Entering the blogosphere
I have finally taken the leap and started a blog. A real blog with my own .com address. I feel very high tech and professional, but where do I go from here?! There are so many topics which I want to write about, so many foods I want to make, photograph, write about, and of course, eat, so where do I begin?
One thing I have found is that the best way to get started with a big writing project is to start writing. I realise this is an incredibly obvious thing to say, but it can be daunting to see a blank page (or screen) in front of you. So here I go…..
Although I have written a bit about this in my About page, I figured that the first logical topic of the blog should be to clarify my intentions for this blog and to share a bit about my background.
The name (Edible Psychology): After thinking long and hard, I chose the name Edible Psychology because it encompasses all of the things which I am hoping to accomplish with this blog. First of all, I am looking for additional ways to explore my interests in psychology, and in food, and the two words in the title relate to these two topics. Additionally, I felt that the name was particularly fitting because my other primary goal in writing this blog is to clarify scientific research relating to psychology, in a way which makes it more readable (i.e., edible) to non-researchers who may be interested.
The author: I am originally from a small town in Wisconsin (in the USA), but I now live in England. I have a degree in Psychology from the University of Wisconsin-Madison (USA), and a PhD in Psychology from the University of Manchester (UK). Although I am very interested in research, I have realised that I would like to learn about a broader range of mental health topics, and I would like to pursue a more clinically focused career. Therefore, I am now spending my time volunteering and looking for opportunities to broaden my clinical experience (ideally through at least some paid work as I need to pay the bills), and I felt that this blog would be an interesting additional way to accomplish this. Please see my disclaimer, as I am not a clinical psychologist, and the information I provide is my opinion/interpretation of research only. It is never meant as clinical advice for anyone.

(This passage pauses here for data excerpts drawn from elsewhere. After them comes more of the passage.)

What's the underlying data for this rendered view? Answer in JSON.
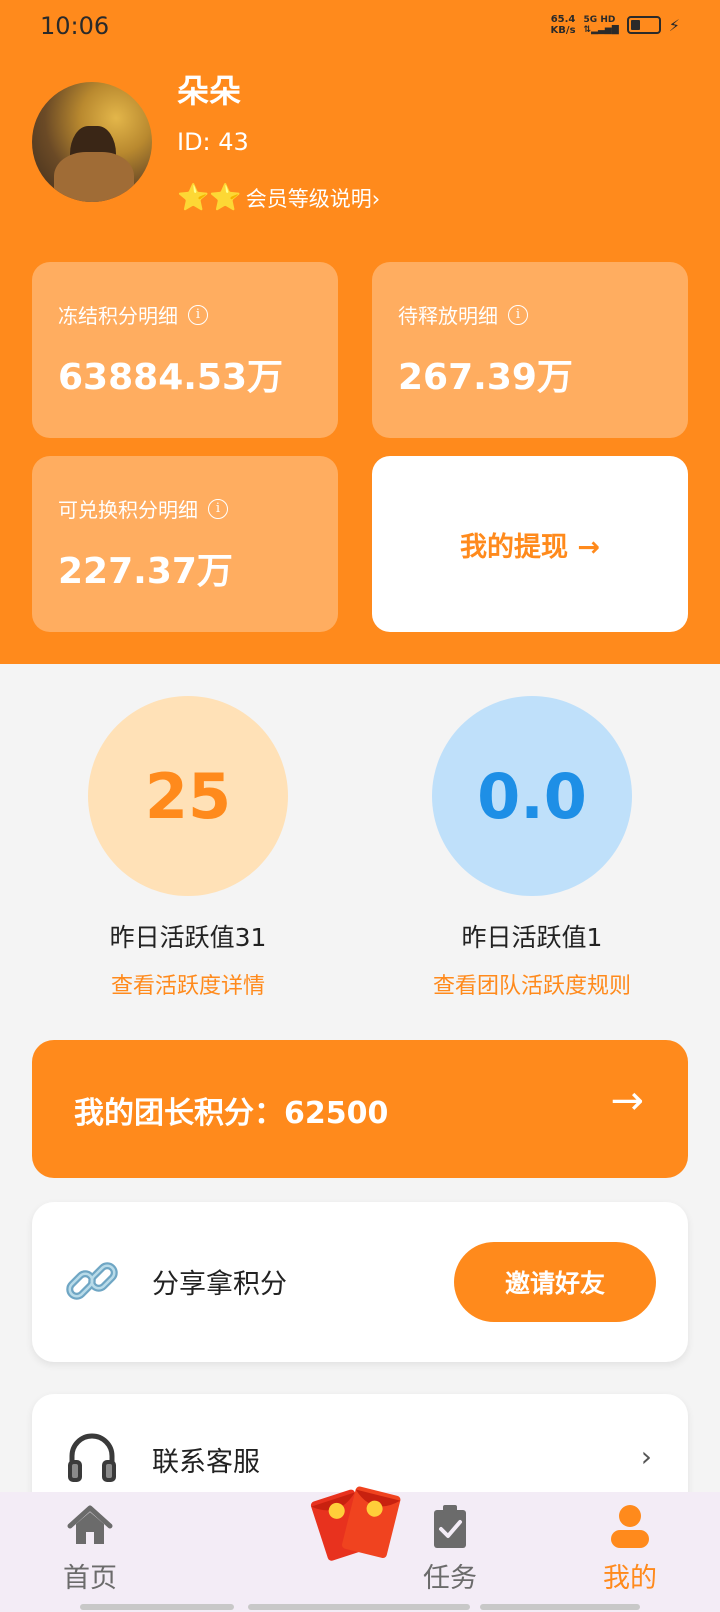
{
  "status_bar": {
    "time": "10:06",
    "net_speed": "65.4",
    "net_unit": "KB/s",
    "signal_tag": "5G HD",
    "signal_sub": "⇅▂▃▅▇"
  },
  "profile": {
    "username": "朵朵",
    "id_text": "ID: 43",
    "stars": "⭐⭐",
    "level_link": "会员等级说明›"
  },
  "cards": [
    {
      "label": "冻结积分明细",
      "value": "63884.53万"
    },
    {
      "label": "待释放明细",
      "value": "267.39万"
    },
    {
      "label": "可兑换积分明细",
      "value": "227.37万"
    }
  ],
  "info_glyph": "i",
  "withdraw_label": "我的提现 →",
  "activity": [
    {
      "value": "25",
      "title": "昨日活跃值31",
      "link": "查看活跃度详情"
    },
    {
      "value": "0.0",
      "title": "昨日活跃值1",
      "link": "查看团队活跃度规则"
    }
  ],
  "leader": {
    "text": "我的团长积分：62500",
    "arrow": "→"
  },
  "share": {
    "text": "分享拿积分",
    "button": "邀请好友",
    "icon": "link-icon"
  },
  "service": {
    "text": "联系客服",
    "chevron": "›",
    "icon": "headset-icon"
  },
  "tabs": [
    {
      "label": "首页",
      "icon": "home-icon",
      "active": false
    },
    {
      "label": "任务",
      "icon": "clipboard-check-icon",
      "active": false
    },
    {
      "label": "我的",
      "icon": "person-icon",
      "active": true
    }
  ],
  "colors": {
    "accent": "#ff8a1c",
    "blue": "#1e8fe6",
    "tabbar_bg": "#f3ecf6"
  }
}
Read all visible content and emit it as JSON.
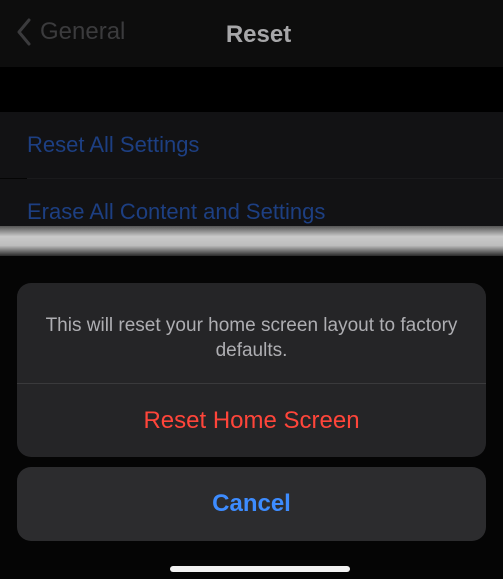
{
  "navbar": {
    "back_label": "General",
    "title": "Reset"
  },
  "settings": {
    "rows": [
      {
        "label": "Reset All Settings"
      },
      {
        "label": "Erase All Content and Settings"
      }
    ]
  },
  "action_sheet": {
    "message": "This will reset your home screen layout to factory defaults.",
    "action_label": "Reset Home Screen",
    "cancel_label": "Cancel"
  },
  "colors": {
    "destructive": "#ff453a",
    "cancel": "#3d8cff",
    "row_link": "#1d3f82"
  }
}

My research experience: My primary research experience has all centred around semantic memory (conceptual knowledge). In other words, all of my research has focused on understanding how people learn and remember what items are, what they are called, what they look like, how they are used, where they are found, etc. Within this broader area, my research has revolved around two main themes: 1) the role of sleep in learning new semantic information, and 2) what happens when a part of the brain, which seems to be crucial for storing semantic information, is damaged. I plan to talk more about these two topics in some of my first research posts.